I went to start her up with fresh gas and it started up first pull. This was with "full choke" (and what I mean by full choke is the choke knob turned so that the butterfly valve on the carbs is fully open... is this full choke?), one squirt of the primer button and the throttle set to max. Once it started up, I tried lowering the choke (closing the butterfly valve). It seems to run fine, but suddenly about 30 seconds in it stalls out. 

I was able to restart it again after a couple pulls, but again no matter what I did with the throttle and choke, it stalls after about 30 seconds. I tried starting it and immediately putting a load on it (auger on, forward at high speed) and it seems fine - still stalls after 30 seconds or so.

My guess is a fuel issue, but I don't understand how it's getting enough fuel for 30 seconds and then stalling? Also, this is my first snowblower so please excuse my ignorance.. is it normal for the throttle to go back and forth on it's own a bit? Hard to explain the sound, but it's almost like the engine slowly revs itself in a very rhythmic fashion. The throttle seems to set itself regardless of what I actual set the lever to once I actually have it running (I did confirm the throttle lever does work...only when it's stopped?

I've tried the following adjustments:
1. Idle screw - I "raised" the idle a few turns, this seemed to allow it to run a bit longer, but not by much.
2. The fuel/air mix screw. Tried it at various settings.. 1 turn out, 2, 2 1/2, 3... no difference - which is odd? Not sure if I even have this correct? 
3. Various combinations of throttle and choke.. still stalls after 30 seconds or so.
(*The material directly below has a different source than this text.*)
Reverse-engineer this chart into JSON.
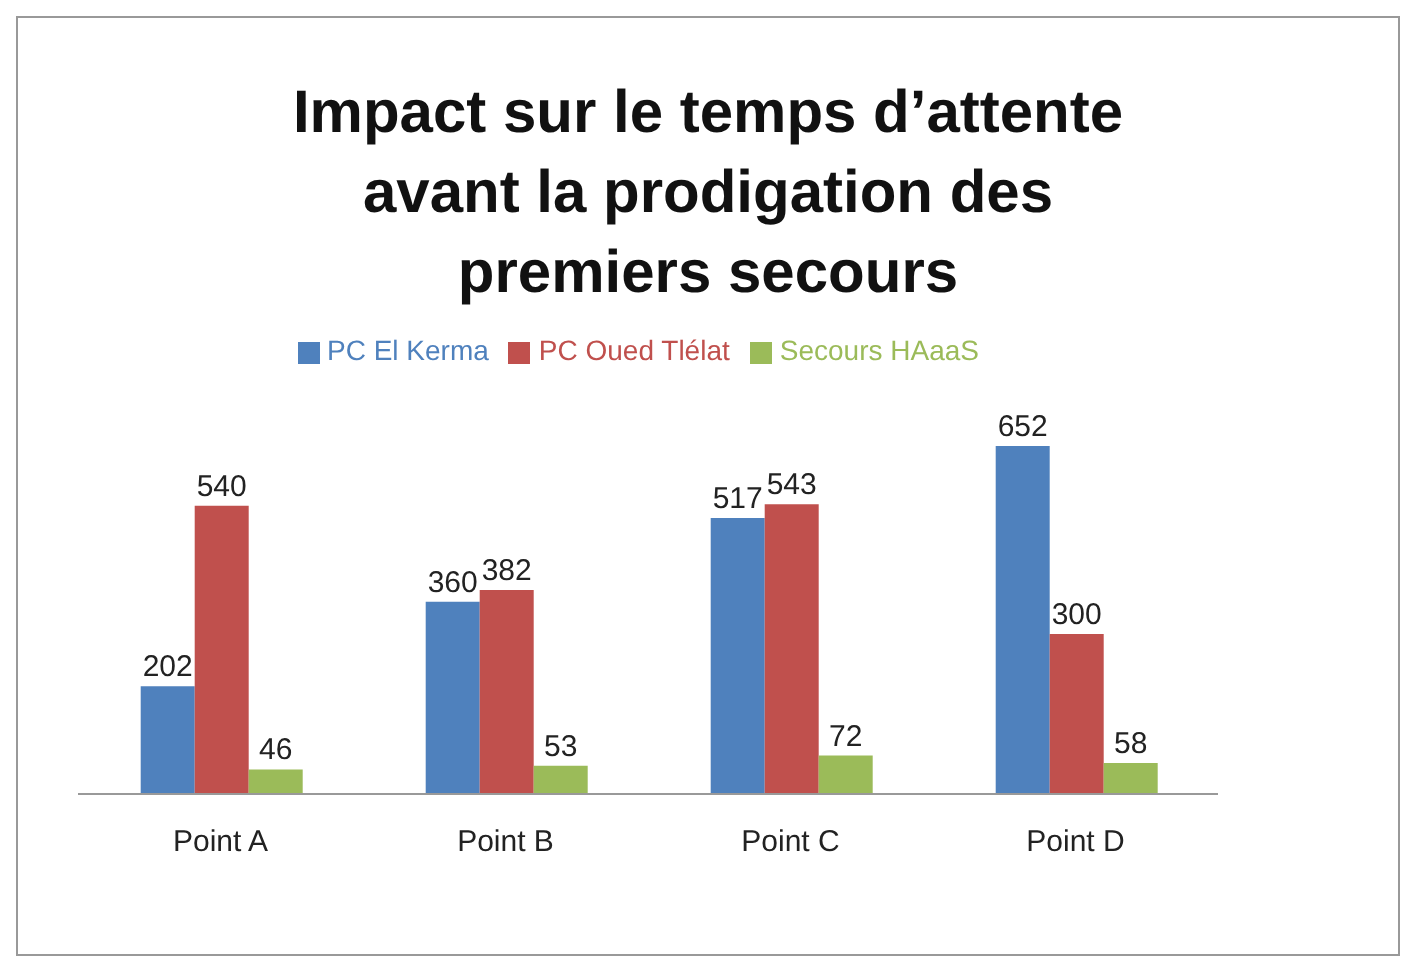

My (limited) experience with engines is automotive and motorcycle related, so I assume I'm overlooking something simple. Any advice would be greatly appreciated!


----------



## Normex (Feb 21, 2014)

Hi, I'm not an expert neither but your choke explanation needs more explanation. When you want to start a cold engine you apply full choke, by full choke the butterfly would look like it is closed same as if you would put your hand to cover the carb opening. If the butterfly is open or in horizontal position where you can see further in the carb then it is not choked. I will let others chime in for the other details you submitted.

Good Luck

Norm


----------



## Shryp (Jan 1, 2011)

The first thing you need to know is "full choke" is when the butterfly is closed and blocking the air flow. When you started it with no choke it started right up, but then you closed the choke and suffocated the engine.
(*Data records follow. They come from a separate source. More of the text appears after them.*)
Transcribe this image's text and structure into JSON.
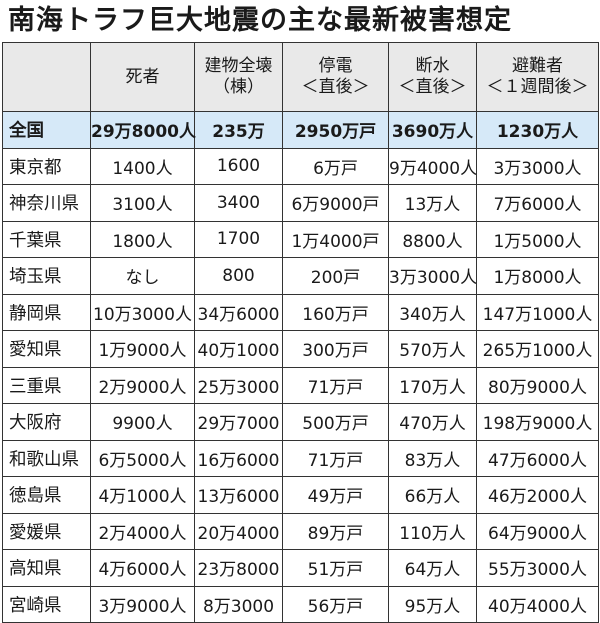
{
  "title": "南海トラフ巨大地震の主な最新被害想定",
  "columns": [
    {
      "lines": [
        ""
      ]
    },
    {
      "lines": [
        "死者"
      ]
    },
    {
      "lines": [
        "建物全壊",
        "（棟）"
      ]
    },
    {
      "lines": [
        "停電",
        "＜直後＞"
      ]
    },
    {
      "lines": [
        "断水",
        "＜直後＞"
      ]
    },
    {
      "lines": [
        "避難者",
        "＜１週間後＞"
      ]
    }
  ],
  "rows": [
    {
      "pref": "全国",
      "deaths": "29万8000人",
      "buildings": "235万",
      "power": "2950万戸",
      "water": "3690万人",
      "evacuees": "1230万人",
      "highlight": true
    },
    {
      "pref": "東京都",
      "deaths": "1400人",
      "buildings": "1600",
      "power": "6万戸",
      "water": "9万4000人",
      "evacuees": "3万3000人"
    },
    {
      "pref": "神奈川県",
      "deaths": "3100人",
      "buildings": "3400",
      "power": "6万9000戸",
      "water": "13万人",
      "evacuees": "7万6000人"
    },
    {
      "pref": "千葉県",
      "deaths": "1800人",
      "buildings": "1700",
      "power": "1万4000戸",
      "water": "8800人",
      "evacuees": "1万5000人"
    },
    {
      "pref": "埼玉県",
      "deaths": "なし",
      "buildings": "800",
      "power": "200戸",
      "water": "3万3000人",
      "evacuees": "1万8000人"
    },
    {
      "pref": "静岡県",
      "deaths": "10万3000人",
      "buildings": "34万6000",
      "power": "160万戸",
      "water": "340万人",
      "evacuees": "147万1000人"
    },
    {
      "pref": "愛知県",
      "deaths": "1万9000人",
      "buildings": "40万1000",
      "power": "300万戸",
      "water": "570万人",
      "evacuees": "265万1000人"
    },
    {
      "pref": "三重県",
      "deaths": "2万9000人",
      "buildings": "25万3000",
      "power": "71万戸",
      "water": "170万人",
      "evacuees": "80万9000人"
    },
    {
      "pref": "大阪府",
      "deaths": "9900人",
      "buildings": "29万7000",
      "power": "500万戸",
      "water": "470万人",
      "evacuees": "198万9000人"
    },
    {
      "pref": "和歌山県",
      "deaths": "6万5000人",
      "buildings": "16万6000",
      "power": "71万戸",
      "water": "83万人",
      "evacuees": "47万6000人"
    },
    {
      "pref": "徳島県",
      "deaths": "4万1000人",
      "buildings": "13万6000",
      "power": "49万戸",
      "water": "66万人",
      "evacuees": "46万2000人"
    },
    {
      "pref": "愛媛県",
      "deaths": "2万4000人",
      "buildings": "20万4000",
      "power": "89万戸",
      "water": "110万人",
      "evacuees": "64万9000人"
    },
    {
      "pref": "高知県",
      "deaths": "4万6000人",
      "buildings": "23万8000",
      "power": "51万戸",
      "water": "64万人",
      "evacuees": "55万3000人"
    },
    {
      "pref": "宮崎県",
      "deaths": "3万9000人",
      "buildings": "8万3000",
      "power": "56万戸",
      "water": "95万人",
      "evacuees": "40万4000人"
    }
  ],
  "colors": {
    "header_bg": "#e9e9e9",
    "national_row_bg": "#d6e9f8",
    "border": "#333333"
  }
}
Still, you could possibly have a fuel problem. Did you make sure to clean the 1-3 tiny holes in the bolt that holds the carb bowl on?
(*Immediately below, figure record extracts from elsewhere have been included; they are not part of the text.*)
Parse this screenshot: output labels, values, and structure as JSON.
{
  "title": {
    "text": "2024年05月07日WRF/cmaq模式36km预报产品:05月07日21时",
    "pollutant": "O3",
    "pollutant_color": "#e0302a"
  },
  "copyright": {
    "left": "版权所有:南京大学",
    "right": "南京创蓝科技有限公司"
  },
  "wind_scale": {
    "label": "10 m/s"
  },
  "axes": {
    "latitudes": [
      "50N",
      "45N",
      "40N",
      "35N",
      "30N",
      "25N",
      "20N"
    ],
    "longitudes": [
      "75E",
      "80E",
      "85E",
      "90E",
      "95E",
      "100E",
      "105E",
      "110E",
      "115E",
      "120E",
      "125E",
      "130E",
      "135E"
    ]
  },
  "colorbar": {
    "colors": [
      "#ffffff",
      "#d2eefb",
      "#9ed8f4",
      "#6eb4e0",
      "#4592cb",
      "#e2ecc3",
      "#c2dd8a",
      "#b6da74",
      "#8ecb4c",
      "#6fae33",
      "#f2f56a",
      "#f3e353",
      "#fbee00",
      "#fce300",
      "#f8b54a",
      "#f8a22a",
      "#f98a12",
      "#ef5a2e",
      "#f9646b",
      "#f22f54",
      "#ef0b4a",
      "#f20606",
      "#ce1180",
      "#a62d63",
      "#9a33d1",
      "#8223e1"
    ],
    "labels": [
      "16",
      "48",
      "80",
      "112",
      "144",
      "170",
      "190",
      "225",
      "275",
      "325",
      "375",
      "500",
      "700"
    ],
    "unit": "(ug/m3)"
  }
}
Also, the carb bowl is suppose to be turned at a certain angle. The line across the bottom of the bowl is suppose to line up with the pin that holds the float on. This lets the float drop down into the deeper part of the bowl.

The starting position for the screws is 1.5 turns out for the main screw on the bottom and 1 turn out for the low screw on the side.

The idle screw for the throttle stop I am not sure, but as long as the throttle is turned up it should run.

Here are some good videos on snow blowers. Yours specifically should be the 4-5 HP videos, though they are all pretty much the same.
https://www.youtube.com/user/donyboy73/search?query=tecumseh


----------



## UNDERTAKER (Dec 30, 2013)

the butter fly is covering the open hole in full choke. one of the jets might be blocked, or it could be a float issue. ALOHA to the forms.


----------



## kagaku (Aug 17, 2014)

Looks like I had the float bowl rotated 90 degrees. Removed/re-attached it, everything is good now. Runs like new! Thanks everyone!


----------



## db9938 (Nov 17, 2013)

Good to hear.


----------



## CarlB (Jan 2, 2011)

sometimes it just something simple.


----------



## micah68kj (Oct 8, 2011)

iI like happy endings. Good job.


----------